Corcoran v. Banner Super Market, Inc., 21 N.Y.2d 425 (1968): Applying Res Ipsa Loquitur to Jointly Controlled Instrumentalities

Corcoran v. Banner Super Market, Inc., 21 N.Y.2d 425 (1968)

The doctrine of res ipsa loquitur can be applied against multiple defendants who share control and responsibility over an instrumentality when an accident indicates a failure of duty by each, even if neither has sole control.

Summary

Olga Corcoran was injured by a falling board between two adjacent stores. She sued the owner of one store (Kane’s estate) and the lessee (Banner Super Market). The court initially applied res ipsa loquitur against the owner but not the lessee. An appellate court reversed, finding res ipsa loquitur inapplicable due to joint control with a non-defendant. After retrial, the complaint was dismissed against both defendants. The New York Court of Appeals modified the appellate decision, holding that res ipsa loquitur could apply against the owner because of their shared duty to maintain the area, but not against the lessee who had no such duty.

Facts

Olga Corcoran was walking past two adjacent stores on Flatbush Avenue when she was struck by a falling board located in the space between the buildings, which caused her injuries. One store, 2052 Flatbush Avenue, was a fruit store owned by a non-party. The other, 2054 Flatbush Avenue, was owned by Margaret Kane (her executors are defendants) and leased to Banner Super Market, Inc. The board that fell was situated such that approximately one inch rested on the Kane property and four and a half inches on the fruit store property.

Procedural History

The trial court initially found for the plaintiff against Kane’s estate, applying res ipsa loquitur, but not against Banner. The Appellate Division reversed the judgment against Kane’s estate, arguing res ipsa loquitur was inapplicable due to joint control with the non-defendant fruit store owner, and ordered a new trial. On retrial, the court dismissed the complaint against both defendants, finding no basis for res ipsa loquitur or actual negligence. The Appellate Division affirmed but granted leave to appeal to the Court of Appeals.

Issue(s)

  1. Whether the doctrine of res ipsa loquitur applies to the owner of the property where the falling board was partially located, given that an adjacent property owner also shared control over the board.
  2. Whether the doctrine of res ipsa loquitur or evidence of specific negligence applies to the lessee of the property.

Holding

  1. Yes, because the owner had a duty to inspect the portion of the board on their property, independent of the adjacent owner’s duty, and the accident indicates a failure of that duty.
  2. No, because the lessee had no duty under the lease to maintain or repair the exterior of the building, and the evidence did not establish specific negligence on their part.

Court’s Reasoning

The court addressed the elements of res ipsa loquitur: (1) the event ordinarily does not occur absent negligence; (2) the instrumentality is within the defendant’s exclusive control; and (3) the plaintiff did not contribute to the event. While the first and third conditions were met, the second, exclusive control, was the main point of contention. The court reasoned that the purpose of the exclusive control requirement is to establish that the defendant’s negligence was the probable cause of the accident. Quoting Prosser, “[I]t is still necessary to bring it home to the defendant.” The court noted that the requirement has been relaxed in cases such as Zentz v. Coca Cola Bottling Co., where control at the time of the accident is not required if the instrumentality was not mishandled after leaving the defendant’s control.
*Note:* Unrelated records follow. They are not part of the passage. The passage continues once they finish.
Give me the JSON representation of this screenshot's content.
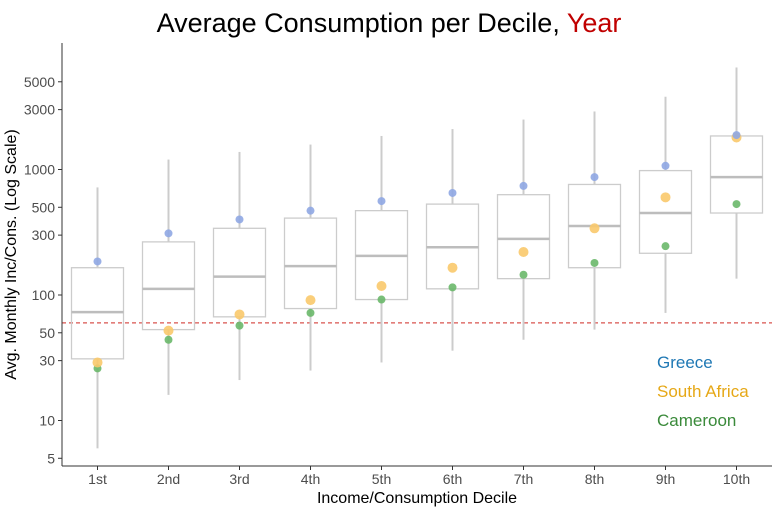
{
  "chart_data": {
    "type": "box",
    "title": "Average Consumption per Decile, ",
    "title_highlight": "Year",
    "xlabel": "Income/Consumption Decile",
    "ylabel": "Avg. Monthly Inc/Cons. (Log Scale)",
    "y_scale": "log",
    "ylim": [
      4,
      8000
    ],
    "y_ticks": [
      5,
      10,
      30,
      50,
      100,
      300,
      500,
      1000,
      3000,
      5000
    ],
    "reference_line": 60,
    "categories": [
      "1st",
      "2nd",
      "3rd",
      "4th",
      "5th",
      "6th",
      "7th",
      "8th",
      "9th",
      "10th"
    ],
    "boxes": [
      {
        "min": 6,
        "q1": 31,
        "median": 73,
        "q3": 165,
        "max": 720
      },
      {
        "min": 16,
        "q1": 53,
        "median": 112,
        "q3": 265,
        "max": 1200
      },
      {
        "min": 21,
        "q1": 67,
        "median": 140,
        "q3": 340,
        "max": 1380
      },
      {
        "min": 25,
        "q1": 78,
        "median": 170,
        "q3": 410,
        "max": 1580
      },
      {
        "min": 29,
        "q1": 92,
        "median": 205,
        "q3": 470,
        "max": 1850
      },
      {
        "min": 36,
        "q1": 112,
        "median": 240,
        "q3": 530,
        "max": 2100
      },
      {
        "min": 44,
        "q1": 135,
        "median": 280,
        "q3": 630,
        "max": 2500
      },
      {
        "min": 53,
        "q1": 165,
        "median": 355,
        "q3": 760,
        "max": 2900
      },
      {
        "min": 72,
        "q1": 215,
        "median": 450,
        "q3": 980,
        "max": 3800
      },
      {
        "min": 135,
        "q1": 450,
        "median": 870,
        "q3": 1850,
        "max": 6500
      }
    ],
    "series": [
      {
        "name": "Greece",
        "color": "#8fa7e3",
        "values": [
          185,
          310,
          400,
          470,
          560,
          650,
          740,
          870,
          1070,
          1880
        ]
      },
      {
        "name": "South Africa",
        "color": "#f9c96b",
        "values": [
          29,
          52,
          70,
          91,
          118,
          165,
          220,
          340,
          600,
          1800
        ]
      },
      {
        "name": "Cameroon",
        "color": "#6ab86a",
        "values": [
          26,
          44,
          57,
          72,
          92,
          115,
          145,
          180,
          245,
          530
        ]
      }
    ],
    "legend_position": "bottom-right",
    "legend_text_colors": [
      "#1f78b4",
      "#e6a817",
      "#3a8a3a"
    ],
    "box_color": "#cccccc",
    "reference_line_color": "#d9534f"
  }
}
The court cited Schroeder v. City & County Sav. Bank where res ipsa loquitur was applied against multiple defendants with shared supervision over a barricade. Similarly, in this case, the board was partially on the owner defendant’s property, creating a duty to inspect, separate from the fruit store owner’s duty. The court stated, “This type of accident permits the inference that each owner failed in his duty, and that if either had fulfilled his duty the accident would not have happened.” Thus, res ipsa loquitur could be applied against the owner. The court distinguished the lessee, Banner Super Market, because the lease did not obligate them to maintain the building’s exterior, and there was no evidence of specific negligence on their part.